On Friday, May 2, 2014 4:08:35 AM UTC+5:30, Terry Reedy wrote:
> On 5/1/2014 2:04 PM, Rustom Mody wrote:

> >>> Since its Unicode-troll time, here's my contribution
> >>> http://blog.languager.org/2014/04/unicode-and-unix-assumption.html

> I will not comment on the Unix-assumption part, but I think you go wrong 
> with this:  "Unicode is a Headache". The major headache is that unicode 
> and its very few encodings are not universally used. The headache is all 
> the non-unicode legacy encodings still being used. So you better title 
> this section 'Non-Unicode is a Headache'.

> The first sentence is this misleading tautology: "With ASCII, data is 
> ASCII whether its file, core, terminal, or network; ie "ABC" is 
> 65,66,67." Let me translate: "If all text is ASCII encoded, then text 
> data is ASCII, whether ..." But it was never the case that all text was 
> ASCII encoded. IBM used 6-bit BCDIC and then 8-bit EBCDIC and I believe 
> still uses the latter. Other mainframe makers used other encodings of 
> A-Z + 0-9 + symbols + control codes. The all-ASCII paradise was never 
> universal. You could have just as well said "With EBCDIC, data is 
> EBCDIC, whether ..."

> https://en.wikipedia.org/wiki/Ascii
> https://en.wikipedia.org/wiki/EBCDIC

> A crucial step in the spread of Ascii was its use for microcomputers, 
> including the IBM PC. The latter was considered a toy by the mainframe 
> guys. If they had known that PCs would partly take over the computing 
> world, they might have suggested or insisted that the it use EBCDIC.

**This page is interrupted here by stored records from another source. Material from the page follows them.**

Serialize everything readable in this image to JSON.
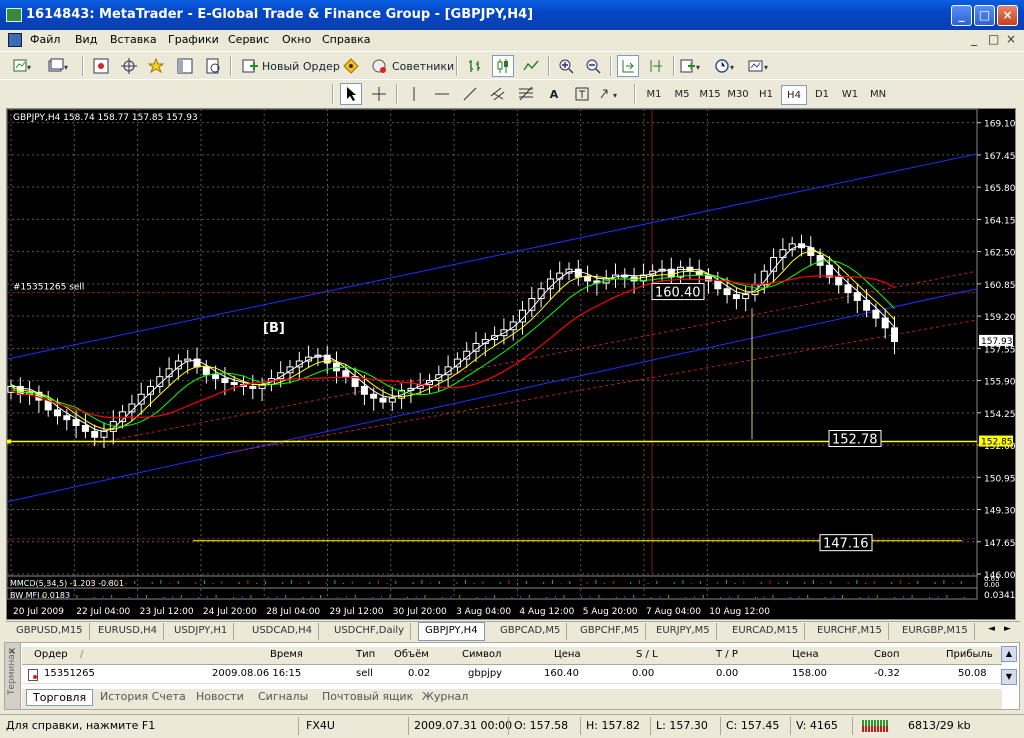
{
  "window": {
    "title": "1614843: MetaTrader - E-Global Trade & Finance Group - [GBPJPY,H4]",
    "minimize": "_",
    "maximize": "□",
    "close": "×"
  },
  "menu": {
    "items": [
      "Файл",
      "Вид",
      "Вставка",
      "Графики",
      "Сервис",
      "Окно",
      "Справка"
    ],
    "mdi_controls": [
      "_",
      "□",
      "×"
    ]
  },
  "toolbar": {
    "new_order_label": "Новый Ордер",
    "experts_label": "Советники",
    "text_tool": "A",
    "timeframes": [
      "M1",
      "M5",
      "M15",
      "M30",
      "H1",
      "H4",
      "D1",
      "W1",
      "MN"
    ],
    "active_timeframe": "H4"
  },
  "chart": {
    "header": "GBPJPY,H4  158.74 158.77 157.85 157.93",
    "order_label": "#15351265 sell",
    "trade_marker": "[B]",
    "label_160": "160.40",
    "label_152": "152.78",
    "label_147": "147.16",
    "current_price": "157.93",
    "hline_price": "152.85",
    "indicator1_label": "MMCD(5,34,5) -1.203 -0.801",
    "indicator2_label": "BW MFI 0.0183",
    "ind1_values": [
      "0.65",
      "0.00"
    ],
    "ind2_value": "0.0341",
    "colors": {
      "background": "#000000",
      "grid": "#5a5a5a",
      "candle": "#ffffff",
      "candle_up_body": "#000000",
      "ma_white": "#ffffff",
      "ma_yellow": "#ffff00",
      "ma_green": "#00ff00",
      "ma_red": "#ff0000",
      "channel": "#2030ff",
      "level_line": "#ffff00"
    }
  },
  "chart_data": {
    "type": "candlestick",
    "symbol": "GBPJPY",
    "timeframe": "H4",
    "y_ticks": [
      "169.10",
      "167.45",
      "165.80",
      "164.15",
      "162.50",
      "160.85",
      "159.20",
      "157.55",
      "155.90",
      "154.25",
      "152.60",
      "150.95",
      "149.30",
      "147.65",
      "146.00"
    ],
    "ylim": [
      146.0,
      169.8
    ],
    "x_ticks": [
      "20 Jul 2009",
      "22 Jul 04:00",
      "23 Jul 12:00",
      "24 Jul 20:00",
      "28 Jul 04:00",
      "29 Jul 12:00",
      "30 Jul 20:00",
      "3 Aug 04:00",
      "4 Aug 12:00",
      "5 Aug 20:00",
      "7 Aug 04:00",
      "10 Aug 12:00"
    ],
    "closes": [
      155.6,
      155.2,
      155.3,
      154.9,
      154.4,
      154.1,
      153.9,
      153.6,
      153.3,
      153.0,
      153.3,
      153.8,
      154.3,
      154.7,
      155.2,
      155.6,
      156.1,
      156.5,
      156.9,
      157.0,
      156.6,
      156.2,
      156.0,
      155.8,
      155.7,
      155.6,
      155.5,
      155.7,
      156.0,
      156.3,
      156.6,
      156.9,
      157.1,
      157.2,
      156.8,
      156.4,
      156.1,
      155.6,
      155.2,
      155.0,
      154.8,
      155.0,
      155.4,
      155.5,
      155.7,
      155.9,
      156.2,
      156.6,
      157.0,
      157.4,
      157.8,
      158.0,
      158.2,
      158.5,
      158.9,
      159.5,
      160.1,
      160.6,
      161.1,
      161.4,
      161.6,
      161.2,
      161.0,
      160.9,
      161.1,
      161.3,
      161.2,
      161.0,
      161.3,
      161.5,
      161.6,
      161.2,
      161.7,
      161.5,
      161.3,
      161.0,
      160.6,
      160.3,
      160.1,
      160.3,
      160.8,
      161.5,
      162.2,
      162.6,
      162.9,
      162.7,
      162.3,
      161.8,
      161.2,
      160.8,
      160.4,
      160.0,
      159.5,
      159.1,
      158.6,
      157.9
    ],
    "trade_levels": {
      "order_price": 160.4,
      "level_152": 152.78,
      "level_147": 147.16,
      "current": 157.93
    }
  },
  "symbol_tabs": [
    "GBPUSD,M15",
    "EURUSD,H4",
    "USDJPY,H1",
    "USDCAD,H4",
    "USDCHF,Daily",
    "GBPJPY,H4",
    "GBPCAD,M5",
    "GBPCHF,M5",
    "EURJPY,M5",
    "EURCAD,M15",
    "EURCHF,M15",
    "EURGBP,M15"
  ],
  "active_symbol_tab": "GBPJPY,H4",
  "terminal": {
    "side_label": "Терминал",
    "columns": [
      "Ордер",
      "/",
      "Время",
      "Тип",
      "Объём",
      "Символ",
      "Цена",
      "S / L",
      "T / P",
      "Цена",
      "Своп",
      "Прибыль"
    ],
    "row": [
      "15351265",
      "2009.08.06 16:15",
      "sell",
      "0.02",
      "gbpjpy",
      "160.40",
      "0.00",
      "0.00",
      "158.00",
      "-0.32",
      "50.08"
    ],
    "tabs": [
      "Торговля",
      "История Счета",
      "Новости",
      "Сигналы",
      "Почтовый ящик",
      "Журнал"
    ],
    "active_tab": "Торговля"
  },
  "status": {
    "help": "Для справки, нажмите F1",
    "profile": "FX4U",
    "datetime": "2009.07.31 00:00",
    "open": "O: 157.58",
    "high": "H: 157.82",
    "low": "L: 157.30",
    "close": "C: 157.45",
    "volume": "V: 4165",
    "traffic": "6813/29 kb"
  }
}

> "With unicode there are:
>      encodings"
> where 'encodings' is linked to
> https://en.wikipedia.org/wiki/Character_encodings_in_HTML

> If html 'always' used utf-8 (like xml), as has become common but not 
> universal, all of the problems with *non-unicode* character sets and 
> encodings would disappear. The pre-unicode declarations could then 
> disappear. More truthful: "without unicode there are 100s of encodings 
> and with unicode only 3 that we should worry about.

> "in-memory formats"

> These are not the concern of the using programmer as long as they do not 
> introduce bugs or limitations (as do all the languages stuck on UCS-2 
> and many using UTF-16, including old Python narrow builds). Using what 
> should generally be the universal transmission format, UFT-8, as the 
> internal format means either losing indexing and slicing, having those 
> operations slow from O(1) to O(len(string)), or adding an index table 
> that is not part of the unicode standard. Using UTF-32 avoids the above 
> but usually wasted space -- up to 75%.

> "strange beasties like python's FSR"

> Have you really let yourself be poisoned by JMF's bizarre rants? The FSR 
> is an *internal optimization* that benefits most unicode operations that 
> people actually perform. It uses UTF-32 by default but adapts to the 
> strings users create by compressing the internal format. The compression 
> is trivial -- simple dropping leading null bytes common to all 
> characters -- so each character is still readable as is. The string 
> headers records how many bytes are left.  Is the idea of algorithms that 
> adapt to inputs really strange to you?

> Like good adaptive algorthms, the FSR is invisible to the user except 
> for reducing space or time or maybe both. Unicode operations are 
> otherwise the same as with previous wide builds. People who used to use 
> narrow-builds also benefit from bug elimination. The only 'headaches' 
> involved might have been those of the developers who optimized previous 
> wide builds.

> CPython has many other functions with special-case optimizations and 
> 'fast paths' for common, simple cases. For instance, (some? all?) number 
> operations are optimized for pairs of integers.  Do you call these 
> 'strange beasties'?

Here is an instance of someone who would like a certain optimization to be
dis-able-able

https://mail.python.org/pipermail/python-list/2014-February/667169.html

To the best of my knowledge its nothing to do with unicode or with jmf.

Why if optimizations are always desirable do C compilers have:
-O0 O1 O2 O3 and zillions of more specific flags?

JFTR I have no issue with FSR.  What we have to hand to jmf - willingly
or otherwise - is that many more people have heard of FSR thanks to him. [I am one of them]

I dont even know whether jmf has a real
technical (as he calls it 'mathematical') issue or its entirely political:

"Why should I pay more for a EURO sign than a $ sign?"

Well perhaps that is more related to the exchange rate than to python!